La France n’a pas accueilli cet événement depuis 1994. C’est donc avec un grand plaisir que nous vous recevrons en juillet 2009, si vous en êtes d’accord.

Le plaisir sera d’autant plus grand que, vous le savez, nous sommes tous très attachés à la Francophonie. Langue de grandes œuvres littéraires et philosophiques d’une portée universelle, le français ne se résume pas à un vocabulaire, aussi riche et nuancé soit-il, ni à une syntaxe, aussi subtile que possible : le français, n’ayons pas peur de l’affirmer, est porteur de valeurs humanistes que nous avons le devoir de défendre et même de promouvoir.

Pour nous, la diversité culturelle n’est pas une abstraction : dans les domaines les plus concrets et les plus stratégiques de l’activité humaine, qu’il s’agisse du droit, de l’économie, des sciences, nous voyons bien que le choix de la langue de travail détermine celui des concepts. En défendant les mots et les constructions de cette belle langue française qui nous unit tous ici, nous ne faisons pas seulement œuvre littéraire et culturelle : c’est une certaine vision du monde, c’est un système de valeurs original et ouvert dont nous affirmons l’existence et la pertinence.

C’est pourquoi je me réjouis que l’unité et la détermination des pays francophones aient permis l’adoption de l’importante convention sur la diversité culturelle, signée à l’UNESCO en 2005. Cette signature n’est pas une fin en soi, mais le premier résultat d’une action qui doit rester commune et pérenne. Les grands acteurs de notre monde multipolaire le savent déjà : chaque fois qu’il sera question, sur la scène internationale, de défendre les droits de l’homme, la justice et la paix, la Francophonie sera une force avec laquelle il faudra compter.
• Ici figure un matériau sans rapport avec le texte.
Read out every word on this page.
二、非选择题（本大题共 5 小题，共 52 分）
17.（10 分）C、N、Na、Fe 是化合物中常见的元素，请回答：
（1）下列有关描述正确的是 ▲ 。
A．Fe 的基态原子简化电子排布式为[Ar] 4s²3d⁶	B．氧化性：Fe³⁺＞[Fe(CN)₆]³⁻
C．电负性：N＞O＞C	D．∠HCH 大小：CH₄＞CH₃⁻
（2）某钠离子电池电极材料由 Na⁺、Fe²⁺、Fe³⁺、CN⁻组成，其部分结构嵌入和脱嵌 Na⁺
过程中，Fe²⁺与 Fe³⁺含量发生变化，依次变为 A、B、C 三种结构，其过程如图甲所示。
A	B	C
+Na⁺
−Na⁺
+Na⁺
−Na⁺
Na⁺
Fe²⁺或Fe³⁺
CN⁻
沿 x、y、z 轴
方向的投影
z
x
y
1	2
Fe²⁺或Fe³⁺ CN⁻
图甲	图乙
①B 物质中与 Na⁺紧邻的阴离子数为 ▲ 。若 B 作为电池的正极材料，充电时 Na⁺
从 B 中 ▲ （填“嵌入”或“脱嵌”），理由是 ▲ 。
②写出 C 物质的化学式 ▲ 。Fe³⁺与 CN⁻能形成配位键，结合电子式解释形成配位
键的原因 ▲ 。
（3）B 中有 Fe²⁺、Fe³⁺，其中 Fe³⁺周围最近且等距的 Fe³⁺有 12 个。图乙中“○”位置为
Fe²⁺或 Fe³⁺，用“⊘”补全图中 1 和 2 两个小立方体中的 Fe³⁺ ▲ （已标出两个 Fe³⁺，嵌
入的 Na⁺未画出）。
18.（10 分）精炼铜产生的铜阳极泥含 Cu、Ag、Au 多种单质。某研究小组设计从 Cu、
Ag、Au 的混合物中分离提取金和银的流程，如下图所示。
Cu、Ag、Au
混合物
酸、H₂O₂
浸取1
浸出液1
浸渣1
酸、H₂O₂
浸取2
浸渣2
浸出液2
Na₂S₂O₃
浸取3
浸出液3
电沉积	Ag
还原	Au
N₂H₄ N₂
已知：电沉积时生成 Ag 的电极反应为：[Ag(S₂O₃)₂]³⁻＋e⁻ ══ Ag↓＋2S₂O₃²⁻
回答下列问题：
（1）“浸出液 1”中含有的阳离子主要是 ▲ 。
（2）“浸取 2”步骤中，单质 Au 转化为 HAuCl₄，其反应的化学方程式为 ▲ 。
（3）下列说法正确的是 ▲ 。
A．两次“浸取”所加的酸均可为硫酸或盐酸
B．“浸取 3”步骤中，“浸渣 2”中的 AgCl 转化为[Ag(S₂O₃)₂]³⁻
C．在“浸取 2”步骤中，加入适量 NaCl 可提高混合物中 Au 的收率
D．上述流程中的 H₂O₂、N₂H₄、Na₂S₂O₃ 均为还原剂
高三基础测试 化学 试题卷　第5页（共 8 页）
Nous sommes aujourd’hui sur un continent où les francophones sont loin d’être majoritaires, où ils doivent depuis longtemps agir avec détermination pour défendre leur langue. Nous devons, je le crois, nous inspirer de leur exemple.

Certes, l’anglais est devenu la langue de communication internationale, mais cela ne veut pas dire qu’il faut renoncer à défendre le français, cette langue que nous avons en partage, pour reprendre une des belles expressions souvent utilisées par le Président Diouf.

Le français est la troisième langue la plus parlée au monde, à ce titre, sa maîtrise constitue un véritable atout pour étudier, pour travailler ou tout simplement pour communiquer.

N’oublions pas nous-mêmes, en tant que responsables politiques, de nous exprimer en français, langue de travail officielle, lorsque nous prenons la parole dans les enceintes internationales.

Enfin, mes chers collègues, permettez moi d’adresser à nouveau mes plus vifs remerciements au Président Michel Bissonnet à qui nous devons ces journées aussi agréables que fructueuses. Son implication personnelle a grandement contribué au succès de ces rencontres, qui témoignent du dynamisme et de la force de la Francophonie parlementaire. Qu’il en soit remercié, ainsi que tous les parlementaires et les collaborateurs qui l’ont assisté dans cette tâche.

Nous tenterons, je vous en assure, de faire aussi bien, l’an prochain, à Paris.